At the board’s Jan. 22 meeting, a hearing was held on the proposed demolition of that structure. During that hearing, Mr. Venier convinced the board to give him the opportunity to propose a plan to repair the building’s numerous deficiencies in the village’s building code.

Mr. Venier believes the building can be repaired and said he hadn’t the time or funds to repair it previously.

“I think the building is salvageable, and I’m going to fix it,” Mr. Venier said previously. “Prior to this (time) I have not had the resources to address” the building’s code deficiencies.

The building was damaged in a 2008 fire and has not been repaired since. The building breaks five of 12 criteria in the Massena building code that outline when a structure may become dangerous or unsafe to the general public.

These include damage to 33 percent or more of its supporting foundation; fire damage severe enough to pose a threat to the safety, health and general welfare of the public; a failure to provide amenities essential to healthy human habitation; and having parts so detached from the structure they may fail and injure members of the public, village officials said.

“All the structural deficiencies could be resolved with current and proper repairs. However, without a firm time-table, investment and commitment from the owner, said structure will be condemned and demolished,” former Code Enforcement Officer Gregory Fregoe told the village board.

Trustee Patricia K. “Trish” Wilson was a little more hesitant than Mr.

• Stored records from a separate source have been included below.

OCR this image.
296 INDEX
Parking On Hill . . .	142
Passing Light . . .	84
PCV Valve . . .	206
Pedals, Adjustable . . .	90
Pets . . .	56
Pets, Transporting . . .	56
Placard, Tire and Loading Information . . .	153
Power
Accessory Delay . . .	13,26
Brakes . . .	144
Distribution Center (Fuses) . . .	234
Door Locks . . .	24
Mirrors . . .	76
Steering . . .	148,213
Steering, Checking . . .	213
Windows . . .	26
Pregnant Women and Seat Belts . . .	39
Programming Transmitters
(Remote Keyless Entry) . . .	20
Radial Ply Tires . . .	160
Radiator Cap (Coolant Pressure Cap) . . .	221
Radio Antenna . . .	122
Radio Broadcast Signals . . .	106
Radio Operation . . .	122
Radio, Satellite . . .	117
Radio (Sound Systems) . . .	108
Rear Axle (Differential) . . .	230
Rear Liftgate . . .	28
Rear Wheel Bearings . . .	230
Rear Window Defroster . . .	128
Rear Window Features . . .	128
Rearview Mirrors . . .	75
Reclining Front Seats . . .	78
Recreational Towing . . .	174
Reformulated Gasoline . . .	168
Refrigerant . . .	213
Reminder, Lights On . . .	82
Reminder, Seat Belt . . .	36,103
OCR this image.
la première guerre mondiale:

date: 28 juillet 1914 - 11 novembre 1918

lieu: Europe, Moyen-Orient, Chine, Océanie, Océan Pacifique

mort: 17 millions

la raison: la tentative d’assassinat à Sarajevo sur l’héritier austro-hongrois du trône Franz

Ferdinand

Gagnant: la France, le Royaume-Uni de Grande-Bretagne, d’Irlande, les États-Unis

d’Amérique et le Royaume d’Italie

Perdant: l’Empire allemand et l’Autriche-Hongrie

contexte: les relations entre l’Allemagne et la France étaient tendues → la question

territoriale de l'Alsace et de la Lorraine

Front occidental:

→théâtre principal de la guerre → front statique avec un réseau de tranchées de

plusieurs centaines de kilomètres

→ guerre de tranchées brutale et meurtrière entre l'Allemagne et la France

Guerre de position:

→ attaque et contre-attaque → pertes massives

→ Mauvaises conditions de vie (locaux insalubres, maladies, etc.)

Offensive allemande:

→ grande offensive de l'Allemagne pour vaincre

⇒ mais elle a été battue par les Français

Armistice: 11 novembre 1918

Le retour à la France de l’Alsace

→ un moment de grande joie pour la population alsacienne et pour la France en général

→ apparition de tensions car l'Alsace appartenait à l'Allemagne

Ahlfeld to accept Mr. Venier’s promise to rehabilitate the building at face-value.

“Things look really good on paper, as they say. Is there anything the board can do to give us some kind of guarantee that we’ll see results?” Ms. Wilson said. “Because we’ll have more of these (derelict properties) to deal with down the line.”

Village officials have noted Mr. Venier isn’t the only person who owns a derelict property and made a promise to the village board to rehabilitate the structure.

“I know of three capped basements right now, (the owners of which) had an intent to do something to rehabilitate those basements,” Mayor James F. Hidy said. “They’re covered with tarp or plywood, and I would not even consider stepping on one of those pieces of plywood, for fearing of (sinking) six feet, 12 feet (into the ground).”

“I’m sure their intents were good, I’m assuming, but now five years down the road they’ve done nothing.”

Ms. Wilson wants the board to address more of these derelict properties in the near future.

At the board’s last meeting, Fire Department Foreman Ken McGowan, a code enforcement officer, brought to the attention of Mr. Venier and the board of trustees that Mr. Venier will have to receive a use variance from the village’s Zoning Board of Appeals to return it to its proper use as a four-apartment complex. He said the building lies within the Central Business District, which only allows apartments above some kind of storefront or business. The structure no longer conforms to the code under a grandfather clause because it hasn’t been used for more than 12 months.

In order to be in-line with the village’s zoning in that district, Mr. Venier changed his plans for the building, to construct two apartments on the second floor and use the first floor as commercial space.